Though this idiom sounds funny, this one actually has a sad meaning. Kick the bucket is an informal or slang term meaning to die. The original reference for this is still unclear as kicking a bucket isn’t associated with dying, however one theory is that in the 16th century the wooden frame used to hold up animals for slaughter was called a bucket, and as they would struggle before death, hence kick the bucket was born.

“The old horse kicked the bucket today – poor thing.”

Bob’s your uncle
This quirky idiom originating from Britain roughly means “it’s as easy as that”, and is often used immediately after simple instructions to indicate that the process or action is very simple. Dating back to 1887, this phase comes from when the British Prime Minister at the time, Robert Cecil (Lord Sailsbury) appointed his nephew Arthur Balfour to the prestigious post of Chief Secretary for Ireland. The phrase was coined when Arthur referred to the Prime Minister as “uncle Bob” – clearly it was very easy to gain a successful position if Bob’s your uncle!

Example: “You want to reach the town centre? Go straight on till you reach the church, take the first right and Bob’s your uncle – you’re there!”

Head in the clouds

This idiom is for the daydreamers – to have your head in the clouds is to be out of touch with the everyday world and to be living in a fantasy land, making you naive and unrealistic. Though it sounds nice to be living in your own world, this idiom is not used as a compliment and the speaker is usually trying to get the listener to consider the facts or reality of the situation.
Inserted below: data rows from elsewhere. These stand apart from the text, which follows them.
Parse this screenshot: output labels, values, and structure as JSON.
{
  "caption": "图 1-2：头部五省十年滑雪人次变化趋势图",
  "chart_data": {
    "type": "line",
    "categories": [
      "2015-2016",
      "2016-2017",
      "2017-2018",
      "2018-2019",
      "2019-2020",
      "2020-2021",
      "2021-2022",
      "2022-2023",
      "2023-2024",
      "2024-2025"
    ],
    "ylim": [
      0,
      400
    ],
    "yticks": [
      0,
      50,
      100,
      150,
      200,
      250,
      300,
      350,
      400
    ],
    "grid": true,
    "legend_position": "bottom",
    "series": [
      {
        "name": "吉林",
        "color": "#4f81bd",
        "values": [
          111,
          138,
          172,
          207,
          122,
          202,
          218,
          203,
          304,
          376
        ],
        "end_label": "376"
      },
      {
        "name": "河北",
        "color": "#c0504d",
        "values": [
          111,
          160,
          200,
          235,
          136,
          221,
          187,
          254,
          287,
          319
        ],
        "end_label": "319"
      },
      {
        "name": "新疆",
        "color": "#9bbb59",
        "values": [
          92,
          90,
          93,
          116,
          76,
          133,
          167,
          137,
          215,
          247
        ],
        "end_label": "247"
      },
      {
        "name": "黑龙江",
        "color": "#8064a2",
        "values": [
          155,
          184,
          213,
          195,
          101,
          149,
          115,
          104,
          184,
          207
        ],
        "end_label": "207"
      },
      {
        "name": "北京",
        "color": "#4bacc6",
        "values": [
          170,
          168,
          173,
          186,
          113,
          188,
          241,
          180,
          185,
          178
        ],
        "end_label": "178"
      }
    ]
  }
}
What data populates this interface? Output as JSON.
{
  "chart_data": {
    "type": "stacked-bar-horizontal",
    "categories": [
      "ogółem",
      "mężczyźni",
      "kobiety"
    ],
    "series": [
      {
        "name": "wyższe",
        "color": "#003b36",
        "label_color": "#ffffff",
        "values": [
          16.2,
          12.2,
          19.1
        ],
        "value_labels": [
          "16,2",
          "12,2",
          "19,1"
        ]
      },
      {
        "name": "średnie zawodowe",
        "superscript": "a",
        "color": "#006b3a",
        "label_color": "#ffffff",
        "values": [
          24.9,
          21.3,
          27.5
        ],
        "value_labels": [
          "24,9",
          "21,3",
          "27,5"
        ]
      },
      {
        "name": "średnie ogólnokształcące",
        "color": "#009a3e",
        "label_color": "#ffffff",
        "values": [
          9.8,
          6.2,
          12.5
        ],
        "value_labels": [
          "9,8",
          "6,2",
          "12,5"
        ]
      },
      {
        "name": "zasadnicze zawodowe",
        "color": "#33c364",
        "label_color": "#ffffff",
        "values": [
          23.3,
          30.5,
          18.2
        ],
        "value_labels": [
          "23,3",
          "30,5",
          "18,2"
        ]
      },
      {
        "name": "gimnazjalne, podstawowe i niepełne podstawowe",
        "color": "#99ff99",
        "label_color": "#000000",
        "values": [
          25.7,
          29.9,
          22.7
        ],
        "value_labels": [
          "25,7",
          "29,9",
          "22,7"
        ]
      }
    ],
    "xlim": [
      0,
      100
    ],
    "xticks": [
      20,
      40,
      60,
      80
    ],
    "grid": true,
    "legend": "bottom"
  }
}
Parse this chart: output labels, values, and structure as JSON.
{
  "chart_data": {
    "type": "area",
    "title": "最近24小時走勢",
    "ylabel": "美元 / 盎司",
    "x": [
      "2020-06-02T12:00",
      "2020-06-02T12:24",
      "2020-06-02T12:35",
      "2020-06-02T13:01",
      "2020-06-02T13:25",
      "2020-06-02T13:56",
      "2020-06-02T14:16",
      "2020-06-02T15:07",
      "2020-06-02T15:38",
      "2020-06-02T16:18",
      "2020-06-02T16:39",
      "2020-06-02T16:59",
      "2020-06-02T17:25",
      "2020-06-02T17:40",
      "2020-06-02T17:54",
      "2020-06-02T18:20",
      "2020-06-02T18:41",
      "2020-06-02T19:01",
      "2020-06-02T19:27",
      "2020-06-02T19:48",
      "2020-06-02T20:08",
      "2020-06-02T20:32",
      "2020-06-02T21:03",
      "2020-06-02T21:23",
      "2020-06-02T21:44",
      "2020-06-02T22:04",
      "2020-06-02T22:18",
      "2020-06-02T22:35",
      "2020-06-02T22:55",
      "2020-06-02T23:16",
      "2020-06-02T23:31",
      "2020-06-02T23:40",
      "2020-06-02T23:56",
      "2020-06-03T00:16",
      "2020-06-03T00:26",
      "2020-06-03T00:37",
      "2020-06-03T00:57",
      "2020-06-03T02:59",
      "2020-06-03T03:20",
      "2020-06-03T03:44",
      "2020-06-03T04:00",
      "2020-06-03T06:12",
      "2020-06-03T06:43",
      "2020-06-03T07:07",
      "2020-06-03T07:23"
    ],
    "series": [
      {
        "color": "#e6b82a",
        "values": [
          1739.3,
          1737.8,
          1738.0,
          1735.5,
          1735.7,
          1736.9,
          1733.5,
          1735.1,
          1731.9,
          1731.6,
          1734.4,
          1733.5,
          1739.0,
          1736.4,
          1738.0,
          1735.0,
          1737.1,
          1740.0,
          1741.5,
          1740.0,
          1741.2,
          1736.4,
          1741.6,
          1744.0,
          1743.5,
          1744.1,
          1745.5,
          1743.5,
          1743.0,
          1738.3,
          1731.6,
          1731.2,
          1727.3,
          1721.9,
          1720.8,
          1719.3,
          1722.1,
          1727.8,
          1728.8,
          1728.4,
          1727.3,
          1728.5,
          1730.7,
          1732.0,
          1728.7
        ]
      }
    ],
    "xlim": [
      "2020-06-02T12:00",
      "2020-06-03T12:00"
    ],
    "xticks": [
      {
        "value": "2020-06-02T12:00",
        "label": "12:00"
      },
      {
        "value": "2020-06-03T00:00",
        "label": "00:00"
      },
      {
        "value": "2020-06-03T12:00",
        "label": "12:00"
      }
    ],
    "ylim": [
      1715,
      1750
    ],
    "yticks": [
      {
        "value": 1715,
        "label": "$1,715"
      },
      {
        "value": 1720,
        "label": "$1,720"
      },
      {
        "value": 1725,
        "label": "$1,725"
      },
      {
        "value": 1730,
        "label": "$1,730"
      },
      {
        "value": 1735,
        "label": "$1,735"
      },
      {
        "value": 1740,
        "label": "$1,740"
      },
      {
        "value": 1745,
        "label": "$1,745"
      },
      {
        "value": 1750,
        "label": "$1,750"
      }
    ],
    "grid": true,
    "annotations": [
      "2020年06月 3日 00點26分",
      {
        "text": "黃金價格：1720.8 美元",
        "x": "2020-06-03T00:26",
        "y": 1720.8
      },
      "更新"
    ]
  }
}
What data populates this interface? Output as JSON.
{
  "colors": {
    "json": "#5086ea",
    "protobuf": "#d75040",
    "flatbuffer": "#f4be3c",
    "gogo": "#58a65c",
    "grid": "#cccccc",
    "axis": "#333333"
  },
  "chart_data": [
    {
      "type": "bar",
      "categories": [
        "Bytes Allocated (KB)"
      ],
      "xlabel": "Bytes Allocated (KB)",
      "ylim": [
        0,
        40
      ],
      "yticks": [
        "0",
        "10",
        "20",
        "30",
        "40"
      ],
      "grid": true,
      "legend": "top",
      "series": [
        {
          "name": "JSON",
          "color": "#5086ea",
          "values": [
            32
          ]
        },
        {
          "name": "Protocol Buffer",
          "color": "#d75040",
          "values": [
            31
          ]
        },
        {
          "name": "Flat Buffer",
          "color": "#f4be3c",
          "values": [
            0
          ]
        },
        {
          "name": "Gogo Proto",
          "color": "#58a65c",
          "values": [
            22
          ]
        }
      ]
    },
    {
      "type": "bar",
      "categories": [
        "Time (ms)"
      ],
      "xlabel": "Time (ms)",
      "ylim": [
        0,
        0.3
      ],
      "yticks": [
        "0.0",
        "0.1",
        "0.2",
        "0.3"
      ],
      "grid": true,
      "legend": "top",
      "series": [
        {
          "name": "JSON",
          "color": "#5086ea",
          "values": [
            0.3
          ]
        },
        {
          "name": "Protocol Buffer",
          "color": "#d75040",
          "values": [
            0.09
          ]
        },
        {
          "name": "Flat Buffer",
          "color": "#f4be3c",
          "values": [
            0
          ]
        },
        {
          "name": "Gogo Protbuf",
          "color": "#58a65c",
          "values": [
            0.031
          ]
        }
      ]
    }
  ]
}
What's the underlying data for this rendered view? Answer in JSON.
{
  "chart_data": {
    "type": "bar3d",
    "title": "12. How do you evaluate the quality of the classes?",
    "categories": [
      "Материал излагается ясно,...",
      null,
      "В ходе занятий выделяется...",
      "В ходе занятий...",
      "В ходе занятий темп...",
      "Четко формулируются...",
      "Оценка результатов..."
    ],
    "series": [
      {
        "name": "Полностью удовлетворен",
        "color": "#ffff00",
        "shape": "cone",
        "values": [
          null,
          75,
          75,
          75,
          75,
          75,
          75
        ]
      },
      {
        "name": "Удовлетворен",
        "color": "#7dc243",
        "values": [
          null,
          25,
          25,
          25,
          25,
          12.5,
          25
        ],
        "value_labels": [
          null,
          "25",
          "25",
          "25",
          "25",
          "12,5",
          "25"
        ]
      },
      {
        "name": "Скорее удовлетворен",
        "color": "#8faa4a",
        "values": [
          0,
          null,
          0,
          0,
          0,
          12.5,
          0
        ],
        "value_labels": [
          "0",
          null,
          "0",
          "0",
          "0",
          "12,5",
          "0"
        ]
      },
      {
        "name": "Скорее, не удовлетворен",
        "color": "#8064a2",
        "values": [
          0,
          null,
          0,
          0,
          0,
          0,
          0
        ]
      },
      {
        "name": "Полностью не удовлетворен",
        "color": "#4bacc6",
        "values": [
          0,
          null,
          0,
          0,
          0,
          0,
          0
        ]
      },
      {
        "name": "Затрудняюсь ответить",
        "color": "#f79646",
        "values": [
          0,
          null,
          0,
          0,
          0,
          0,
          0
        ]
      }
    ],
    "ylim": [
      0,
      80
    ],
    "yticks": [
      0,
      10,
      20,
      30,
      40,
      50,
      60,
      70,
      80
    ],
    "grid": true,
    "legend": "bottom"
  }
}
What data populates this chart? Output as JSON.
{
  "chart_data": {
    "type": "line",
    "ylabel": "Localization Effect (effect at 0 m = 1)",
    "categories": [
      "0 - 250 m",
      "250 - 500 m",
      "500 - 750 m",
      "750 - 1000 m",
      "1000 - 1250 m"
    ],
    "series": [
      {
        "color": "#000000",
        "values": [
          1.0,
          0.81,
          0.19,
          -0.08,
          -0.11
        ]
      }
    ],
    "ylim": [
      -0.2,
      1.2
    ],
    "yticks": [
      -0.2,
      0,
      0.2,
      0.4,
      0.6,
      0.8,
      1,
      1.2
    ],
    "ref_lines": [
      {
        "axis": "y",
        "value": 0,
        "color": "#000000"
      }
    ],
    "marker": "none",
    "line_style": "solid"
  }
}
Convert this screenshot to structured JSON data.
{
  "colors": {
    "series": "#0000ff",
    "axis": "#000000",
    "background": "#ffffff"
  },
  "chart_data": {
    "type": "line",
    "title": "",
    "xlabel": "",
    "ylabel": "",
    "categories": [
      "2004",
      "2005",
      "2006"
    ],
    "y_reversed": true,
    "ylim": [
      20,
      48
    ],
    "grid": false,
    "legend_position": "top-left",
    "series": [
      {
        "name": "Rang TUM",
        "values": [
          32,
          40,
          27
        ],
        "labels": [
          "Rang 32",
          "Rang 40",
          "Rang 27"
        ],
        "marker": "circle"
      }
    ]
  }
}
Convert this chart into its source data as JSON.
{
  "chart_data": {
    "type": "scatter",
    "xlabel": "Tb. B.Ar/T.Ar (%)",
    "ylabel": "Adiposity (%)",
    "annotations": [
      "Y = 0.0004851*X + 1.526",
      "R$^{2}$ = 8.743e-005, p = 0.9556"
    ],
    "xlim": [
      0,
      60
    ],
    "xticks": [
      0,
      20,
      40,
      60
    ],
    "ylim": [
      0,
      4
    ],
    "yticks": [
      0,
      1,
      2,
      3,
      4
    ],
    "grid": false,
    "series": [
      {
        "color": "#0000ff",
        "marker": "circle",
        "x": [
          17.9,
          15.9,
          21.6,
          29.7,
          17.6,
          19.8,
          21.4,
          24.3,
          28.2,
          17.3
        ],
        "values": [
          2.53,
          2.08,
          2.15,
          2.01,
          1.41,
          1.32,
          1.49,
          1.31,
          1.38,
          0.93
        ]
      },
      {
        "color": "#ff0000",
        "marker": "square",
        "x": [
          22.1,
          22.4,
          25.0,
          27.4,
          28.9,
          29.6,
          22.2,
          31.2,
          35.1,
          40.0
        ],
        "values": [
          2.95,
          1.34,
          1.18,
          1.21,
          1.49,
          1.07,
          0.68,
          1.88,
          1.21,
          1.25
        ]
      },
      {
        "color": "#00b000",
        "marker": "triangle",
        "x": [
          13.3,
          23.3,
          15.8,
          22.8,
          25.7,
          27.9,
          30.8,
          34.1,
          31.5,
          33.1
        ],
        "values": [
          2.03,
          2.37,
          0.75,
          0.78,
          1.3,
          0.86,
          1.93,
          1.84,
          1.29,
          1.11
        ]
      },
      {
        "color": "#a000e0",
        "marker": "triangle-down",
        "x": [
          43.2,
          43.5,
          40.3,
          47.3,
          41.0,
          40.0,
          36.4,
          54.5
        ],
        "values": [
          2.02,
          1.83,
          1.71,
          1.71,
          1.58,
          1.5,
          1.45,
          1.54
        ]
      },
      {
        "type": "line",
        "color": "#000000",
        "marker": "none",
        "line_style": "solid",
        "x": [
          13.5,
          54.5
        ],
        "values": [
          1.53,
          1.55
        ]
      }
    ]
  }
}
“Marnie thinks we could drive to Scotland in just two hours – she has her head in the clouds if she thinks it’ll be that quick!”

The lights are on but nobody’s home
Similar in meaning to “head in the clouds”, the lights are on but nobody’s home is a light-hearted way of suggesting that a person lacks awareness or intelligence, and is also used when someone does not react to your question because they are distracted by something else. We believe it is based on if you go to a house and the lights are on you presume someone’s at home – so in the case of a person they appear to be “there” but they are not, they are distracted or are stupid.

“Where do you want to go for lunch Sam?”
*no reply*
“Sam?!! The lights are on but nobody’s home!!”